Fall; or, Dodge in Hell - Neal Stephenson Page 0,316

they would come racing down pell-mell and run on ahead until Burr and Brindle checked them. Lyne turned half around and said, “According to Weaver’s stories, Pluto didn’t make all of this anyway!”

Weaver got the hunched, furtive look she always did when someone was trying to draw her into the conversation, and scuttled on ahead, leaving Prim to answer: “Of course he did!”

“What I’m saying,” Lyne replied, “is that in those stories this all snapped off and got redone after Pluto and the rest had been flung into the sky and got rid of. So maybe if you don’t like the way these rocks are set down you should complain to Edda. When and if we actually see her.”

“No soul went to the trouble to shape these rocks one by one, as a baker’s hand shapes a loaf,” Corvus ruled, banking slowly over their heads on a cool breeze coming up the valley.

“Then how did they come to be here,” Prim asked, “with the shapes that they have?”

“Why, when you step wrong, do you fall down?” Corvus replied. “The Land is so constituted that it has laws, which all things heed without the need for souls to observe, think, act, and do other soul-like things. So everything falls. Fall simply is. And besides fall there are other such laws and tendencies. Hill-giants maybe are aware of the slow forces that splinter cliffs and shape rocks, but not the likes of us.”

“So maybe Edda will have something to say about it!” Mard put in. He was only joking, as Prim could tell from the look he threw Lyne. But if Corvus understood it as a jest, he had no patience for it. “If I see one more of you ground-pounders craning your necks and scanning the skyline for a glimpse of her kneecap, I’ll croak!” he exclaimed. “Attend to the rocks. It won’t be much longer.”

But it was much longer, and so after a while Prim took up the theme again. She had a hidden motive; these debates made the time go by faster, and kept Lyne and Mard nearer the rest of the group.

Prim required further convincing. “I have not seen the Palace,” she began.

“I have,” said Corvus.

“But I have seen many depictions of it, and heard it described in the songs of Weaver, and if there is any truth in those, it perches on a spire of rock that is so tall and slender it cannot answer to the same laws that, according to you, govern . . . this.” And after a brief pause to be sure of her footing she looked up and spread her arms to indicate the cliffs all round them.

“It is an exception, to be sure,” Corvus admitted.
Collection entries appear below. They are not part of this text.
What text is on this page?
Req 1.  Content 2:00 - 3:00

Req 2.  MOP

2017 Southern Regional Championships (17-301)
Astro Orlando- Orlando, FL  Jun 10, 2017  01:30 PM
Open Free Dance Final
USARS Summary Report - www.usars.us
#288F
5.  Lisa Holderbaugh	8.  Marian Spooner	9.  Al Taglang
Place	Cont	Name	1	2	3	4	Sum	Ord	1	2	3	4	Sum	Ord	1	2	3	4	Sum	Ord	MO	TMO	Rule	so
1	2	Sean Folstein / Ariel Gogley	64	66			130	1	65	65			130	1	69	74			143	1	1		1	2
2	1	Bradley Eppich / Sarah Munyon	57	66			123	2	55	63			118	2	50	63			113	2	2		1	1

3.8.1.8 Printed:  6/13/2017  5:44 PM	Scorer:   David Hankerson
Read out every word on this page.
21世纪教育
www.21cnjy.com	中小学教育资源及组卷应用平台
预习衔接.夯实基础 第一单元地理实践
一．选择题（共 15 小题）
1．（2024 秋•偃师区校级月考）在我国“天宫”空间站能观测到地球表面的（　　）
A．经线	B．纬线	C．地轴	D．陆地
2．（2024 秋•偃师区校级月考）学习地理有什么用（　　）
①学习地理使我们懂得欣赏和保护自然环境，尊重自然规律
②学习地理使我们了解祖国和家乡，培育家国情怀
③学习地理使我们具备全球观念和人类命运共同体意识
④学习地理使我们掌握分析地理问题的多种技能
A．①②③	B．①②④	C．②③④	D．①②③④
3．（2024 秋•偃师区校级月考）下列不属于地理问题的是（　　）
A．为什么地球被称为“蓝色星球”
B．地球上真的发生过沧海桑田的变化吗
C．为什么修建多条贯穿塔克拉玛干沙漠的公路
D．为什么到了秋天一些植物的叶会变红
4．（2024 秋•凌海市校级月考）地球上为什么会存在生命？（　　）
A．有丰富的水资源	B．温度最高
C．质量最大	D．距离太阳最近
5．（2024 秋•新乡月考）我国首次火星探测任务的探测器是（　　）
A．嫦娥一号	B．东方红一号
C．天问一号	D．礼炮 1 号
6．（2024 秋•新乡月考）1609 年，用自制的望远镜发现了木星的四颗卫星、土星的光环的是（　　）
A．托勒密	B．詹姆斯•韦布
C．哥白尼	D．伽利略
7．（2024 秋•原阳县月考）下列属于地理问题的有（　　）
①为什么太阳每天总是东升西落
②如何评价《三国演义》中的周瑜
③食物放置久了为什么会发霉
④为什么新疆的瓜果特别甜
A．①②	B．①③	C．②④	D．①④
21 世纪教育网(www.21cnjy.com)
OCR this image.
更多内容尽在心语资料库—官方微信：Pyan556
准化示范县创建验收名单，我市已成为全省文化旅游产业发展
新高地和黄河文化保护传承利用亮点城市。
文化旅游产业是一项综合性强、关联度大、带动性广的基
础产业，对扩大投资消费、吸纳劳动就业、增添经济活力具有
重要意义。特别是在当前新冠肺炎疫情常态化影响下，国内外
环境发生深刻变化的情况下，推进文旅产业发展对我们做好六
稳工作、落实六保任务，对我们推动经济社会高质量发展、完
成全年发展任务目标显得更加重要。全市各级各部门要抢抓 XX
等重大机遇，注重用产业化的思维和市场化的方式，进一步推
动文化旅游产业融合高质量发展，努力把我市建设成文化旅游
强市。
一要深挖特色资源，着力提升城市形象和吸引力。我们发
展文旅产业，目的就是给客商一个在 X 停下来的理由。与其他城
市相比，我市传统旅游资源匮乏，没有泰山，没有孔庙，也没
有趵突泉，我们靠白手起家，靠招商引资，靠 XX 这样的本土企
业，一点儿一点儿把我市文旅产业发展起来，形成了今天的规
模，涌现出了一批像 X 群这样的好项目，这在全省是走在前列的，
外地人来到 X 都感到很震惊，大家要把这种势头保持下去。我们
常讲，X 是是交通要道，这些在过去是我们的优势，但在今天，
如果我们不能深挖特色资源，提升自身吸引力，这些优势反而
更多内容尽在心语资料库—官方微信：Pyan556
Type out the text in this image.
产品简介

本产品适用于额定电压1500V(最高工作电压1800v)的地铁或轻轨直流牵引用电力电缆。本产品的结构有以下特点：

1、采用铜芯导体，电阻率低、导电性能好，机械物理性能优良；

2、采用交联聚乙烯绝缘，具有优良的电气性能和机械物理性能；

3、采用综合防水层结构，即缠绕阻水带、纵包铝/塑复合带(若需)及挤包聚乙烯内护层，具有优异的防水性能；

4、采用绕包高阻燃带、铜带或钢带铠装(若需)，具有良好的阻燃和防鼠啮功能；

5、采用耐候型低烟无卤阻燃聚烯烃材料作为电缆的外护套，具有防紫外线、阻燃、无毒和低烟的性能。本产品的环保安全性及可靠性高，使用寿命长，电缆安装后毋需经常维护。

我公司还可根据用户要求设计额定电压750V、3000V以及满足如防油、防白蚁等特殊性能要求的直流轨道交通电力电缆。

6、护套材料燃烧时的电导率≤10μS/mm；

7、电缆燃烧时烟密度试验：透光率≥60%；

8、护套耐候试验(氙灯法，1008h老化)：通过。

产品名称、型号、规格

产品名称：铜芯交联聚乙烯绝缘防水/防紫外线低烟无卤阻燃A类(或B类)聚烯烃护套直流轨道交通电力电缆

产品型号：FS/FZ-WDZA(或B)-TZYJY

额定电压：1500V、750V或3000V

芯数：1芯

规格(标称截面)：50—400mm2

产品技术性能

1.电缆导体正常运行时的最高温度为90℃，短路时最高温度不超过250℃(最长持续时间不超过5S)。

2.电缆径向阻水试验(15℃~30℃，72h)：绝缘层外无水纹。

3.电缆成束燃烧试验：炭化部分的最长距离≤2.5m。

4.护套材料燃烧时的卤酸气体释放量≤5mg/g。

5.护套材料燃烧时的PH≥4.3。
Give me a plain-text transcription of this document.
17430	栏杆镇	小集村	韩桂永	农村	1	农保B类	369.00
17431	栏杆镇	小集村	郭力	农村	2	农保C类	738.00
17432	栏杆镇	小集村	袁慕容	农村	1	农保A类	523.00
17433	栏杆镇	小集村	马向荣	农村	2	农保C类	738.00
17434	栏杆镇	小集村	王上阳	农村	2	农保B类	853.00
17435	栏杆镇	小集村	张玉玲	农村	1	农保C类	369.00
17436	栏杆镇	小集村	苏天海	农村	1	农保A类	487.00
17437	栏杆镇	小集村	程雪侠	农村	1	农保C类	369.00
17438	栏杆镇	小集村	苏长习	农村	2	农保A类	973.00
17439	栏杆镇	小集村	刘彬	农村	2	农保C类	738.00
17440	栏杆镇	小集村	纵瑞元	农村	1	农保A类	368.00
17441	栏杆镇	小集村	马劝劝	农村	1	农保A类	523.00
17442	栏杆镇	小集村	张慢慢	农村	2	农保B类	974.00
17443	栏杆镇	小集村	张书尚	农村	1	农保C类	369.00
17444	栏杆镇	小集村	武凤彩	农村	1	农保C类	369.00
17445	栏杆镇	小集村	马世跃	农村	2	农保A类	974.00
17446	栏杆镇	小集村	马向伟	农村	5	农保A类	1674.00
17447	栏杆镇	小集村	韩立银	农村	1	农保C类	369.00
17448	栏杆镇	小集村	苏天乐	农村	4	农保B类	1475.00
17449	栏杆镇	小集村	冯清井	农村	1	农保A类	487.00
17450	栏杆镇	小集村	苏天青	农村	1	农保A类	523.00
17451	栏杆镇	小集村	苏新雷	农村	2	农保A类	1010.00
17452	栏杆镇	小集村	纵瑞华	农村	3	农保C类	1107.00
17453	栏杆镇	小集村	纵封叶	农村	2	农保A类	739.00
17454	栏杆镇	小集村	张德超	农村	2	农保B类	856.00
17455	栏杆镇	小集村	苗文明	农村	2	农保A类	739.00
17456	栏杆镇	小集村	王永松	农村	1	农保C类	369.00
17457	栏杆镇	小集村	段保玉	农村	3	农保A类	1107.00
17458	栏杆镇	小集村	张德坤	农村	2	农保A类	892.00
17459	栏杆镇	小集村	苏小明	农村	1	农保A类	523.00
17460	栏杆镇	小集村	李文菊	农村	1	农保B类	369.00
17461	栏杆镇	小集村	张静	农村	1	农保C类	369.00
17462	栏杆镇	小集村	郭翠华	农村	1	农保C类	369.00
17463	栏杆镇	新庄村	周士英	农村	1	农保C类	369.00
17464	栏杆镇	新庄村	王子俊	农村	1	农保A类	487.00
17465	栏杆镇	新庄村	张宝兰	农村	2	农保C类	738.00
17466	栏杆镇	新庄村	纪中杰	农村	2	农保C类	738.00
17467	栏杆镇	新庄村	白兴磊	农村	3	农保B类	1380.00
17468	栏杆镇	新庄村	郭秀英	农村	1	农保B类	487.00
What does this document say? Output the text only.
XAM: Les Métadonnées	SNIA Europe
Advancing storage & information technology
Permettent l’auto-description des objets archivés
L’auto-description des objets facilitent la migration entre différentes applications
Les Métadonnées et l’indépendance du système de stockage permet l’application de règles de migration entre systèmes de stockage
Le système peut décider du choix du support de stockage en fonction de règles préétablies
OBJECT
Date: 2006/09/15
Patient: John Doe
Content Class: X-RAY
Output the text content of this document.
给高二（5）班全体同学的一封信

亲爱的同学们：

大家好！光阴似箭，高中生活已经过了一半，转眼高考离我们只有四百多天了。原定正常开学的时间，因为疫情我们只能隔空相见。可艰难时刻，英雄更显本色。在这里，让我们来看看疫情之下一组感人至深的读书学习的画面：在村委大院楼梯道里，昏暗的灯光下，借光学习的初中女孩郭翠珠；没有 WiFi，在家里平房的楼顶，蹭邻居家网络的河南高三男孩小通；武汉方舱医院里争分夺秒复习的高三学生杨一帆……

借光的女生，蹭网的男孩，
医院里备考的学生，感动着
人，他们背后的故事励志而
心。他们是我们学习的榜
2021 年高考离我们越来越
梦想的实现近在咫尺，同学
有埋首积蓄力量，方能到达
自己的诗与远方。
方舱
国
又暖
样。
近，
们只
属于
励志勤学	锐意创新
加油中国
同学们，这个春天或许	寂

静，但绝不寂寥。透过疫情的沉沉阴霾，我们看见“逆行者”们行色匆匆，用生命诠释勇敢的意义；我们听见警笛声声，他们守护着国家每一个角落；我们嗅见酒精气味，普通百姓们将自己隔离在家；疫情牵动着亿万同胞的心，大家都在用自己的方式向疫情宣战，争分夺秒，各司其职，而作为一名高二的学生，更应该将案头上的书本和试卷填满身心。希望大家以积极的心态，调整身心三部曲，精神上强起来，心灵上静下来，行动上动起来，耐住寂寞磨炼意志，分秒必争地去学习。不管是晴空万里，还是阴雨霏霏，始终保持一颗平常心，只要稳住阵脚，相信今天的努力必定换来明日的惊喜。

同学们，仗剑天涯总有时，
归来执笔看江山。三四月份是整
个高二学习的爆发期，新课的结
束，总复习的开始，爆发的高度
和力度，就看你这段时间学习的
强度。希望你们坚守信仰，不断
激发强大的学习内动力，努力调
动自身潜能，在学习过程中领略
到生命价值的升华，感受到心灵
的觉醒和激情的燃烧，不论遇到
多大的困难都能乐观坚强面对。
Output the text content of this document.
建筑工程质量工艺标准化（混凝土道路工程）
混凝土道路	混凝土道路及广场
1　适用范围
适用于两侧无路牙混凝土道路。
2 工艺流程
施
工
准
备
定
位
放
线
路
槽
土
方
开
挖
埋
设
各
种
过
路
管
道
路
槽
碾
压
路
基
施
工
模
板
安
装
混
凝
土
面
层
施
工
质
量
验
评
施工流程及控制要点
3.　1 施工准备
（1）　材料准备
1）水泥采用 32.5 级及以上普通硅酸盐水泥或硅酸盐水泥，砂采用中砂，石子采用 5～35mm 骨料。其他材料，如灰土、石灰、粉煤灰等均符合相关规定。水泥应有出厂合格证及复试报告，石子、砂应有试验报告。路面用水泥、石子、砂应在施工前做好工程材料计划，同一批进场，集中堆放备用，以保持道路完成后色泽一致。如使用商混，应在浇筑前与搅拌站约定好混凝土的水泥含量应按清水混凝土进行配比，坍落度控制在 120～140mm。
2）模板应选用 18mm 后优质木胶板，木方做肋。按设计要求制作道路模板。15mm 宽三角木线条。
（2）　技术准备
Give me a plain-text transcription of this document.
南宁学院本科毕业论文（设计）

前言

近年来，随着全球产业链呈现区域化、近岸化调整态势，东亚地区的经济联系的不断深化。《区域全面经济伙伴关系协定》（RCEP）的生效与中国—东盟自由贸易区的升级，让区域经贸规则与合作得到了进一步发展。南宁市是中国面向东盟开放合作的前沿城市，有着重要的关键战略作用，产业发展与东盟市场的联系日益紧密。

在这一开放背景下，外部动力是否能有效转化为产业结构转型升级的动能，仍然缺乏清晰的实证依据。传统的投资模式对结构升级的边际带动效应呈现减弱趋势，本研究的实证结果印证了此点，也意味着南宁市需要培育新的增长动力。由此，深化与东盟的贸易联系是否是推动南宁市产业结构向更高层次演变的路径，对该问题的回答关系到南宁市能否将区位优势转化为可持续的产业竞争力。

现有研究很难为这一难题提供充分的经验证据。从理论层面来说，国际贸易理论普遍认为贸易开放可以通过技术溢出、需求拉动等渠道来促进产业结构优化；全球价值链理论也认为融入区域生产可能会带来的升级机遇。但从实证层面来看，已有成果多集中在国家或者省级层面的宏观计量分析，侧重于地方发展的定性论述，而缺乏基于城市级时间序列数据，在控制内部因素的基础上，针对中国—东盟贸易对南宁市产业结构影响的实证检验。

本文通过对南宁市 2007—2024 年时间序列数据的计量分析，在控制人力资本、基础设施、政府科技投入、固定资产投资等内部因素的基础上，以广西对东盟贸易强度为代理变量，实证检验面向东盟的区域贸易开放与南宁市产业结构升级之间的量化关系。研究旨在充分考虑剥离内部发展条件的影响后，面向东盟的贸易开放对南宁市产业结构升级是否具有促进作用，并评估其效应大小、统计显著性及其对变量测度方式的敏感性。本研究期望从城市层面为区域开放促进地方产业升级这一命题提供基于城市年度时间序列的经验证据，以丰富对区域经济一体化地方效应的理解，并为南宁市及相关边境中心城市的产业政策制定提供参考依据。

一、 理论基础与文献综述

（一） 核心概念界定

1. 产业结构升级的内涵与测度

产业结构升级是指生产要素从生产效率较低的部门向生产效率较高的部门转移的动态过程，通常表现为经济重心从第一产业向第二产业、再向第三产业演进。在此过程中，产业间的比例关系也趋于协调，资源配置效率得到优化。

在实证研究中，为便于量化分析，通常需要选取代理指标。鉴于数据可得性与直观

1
“It was so shaped in the Before Times,” Weaver assured them, “when there were many such prodigies that could never be brought into being today. It was the last such, and some say that in making it Egdod spent his powers and made himself too weak to overcome . . . the Usurper.” This last word she spoke quietly, in confidence to Prim, for it was a forbidden word, not safe to say aloud in certain company. But Prim took no note. For as she had raised her gaze just now from the next rock and the next, she had spied, around the next bend in the valley, a patch of blue sky above a field of green.

“You have to understand,” Corvus remarked, as the party lengthened its strides into Edda’s valley, “that being a giant, or a giantess, is not about being giant—or even large. That’s just a common misconception.”

Mard and Lyne turned back to gawp at him. They simply could not believe the things Corvus said sometimes.

“People have got impossibly confused,” Corvus went on, “because of hill-giants and other wild souls—who actually are unbelievably enormous. Edda has a form like ours.”

Lyne was beyond exasperated—ready to turn on his heel and walk home, it seemed. “Then why denote her as a giantess?” He threw a look at Weaver, as if it were her fault. “F’relsake, can’t we come up with a different term?”

“The First Children of Eve are known by many names, if you only listen with care to the old songs,” said Weaver. “Angel Eaters, Adam’s Woe, Cairn’s Care . . .”

“Fine!” Lyne snapped. “All better names than ‘giantess.’”

Burr had stopped a few hundred paces short of a cottage that they had all, without discussing it, been heading for since it had hove into view.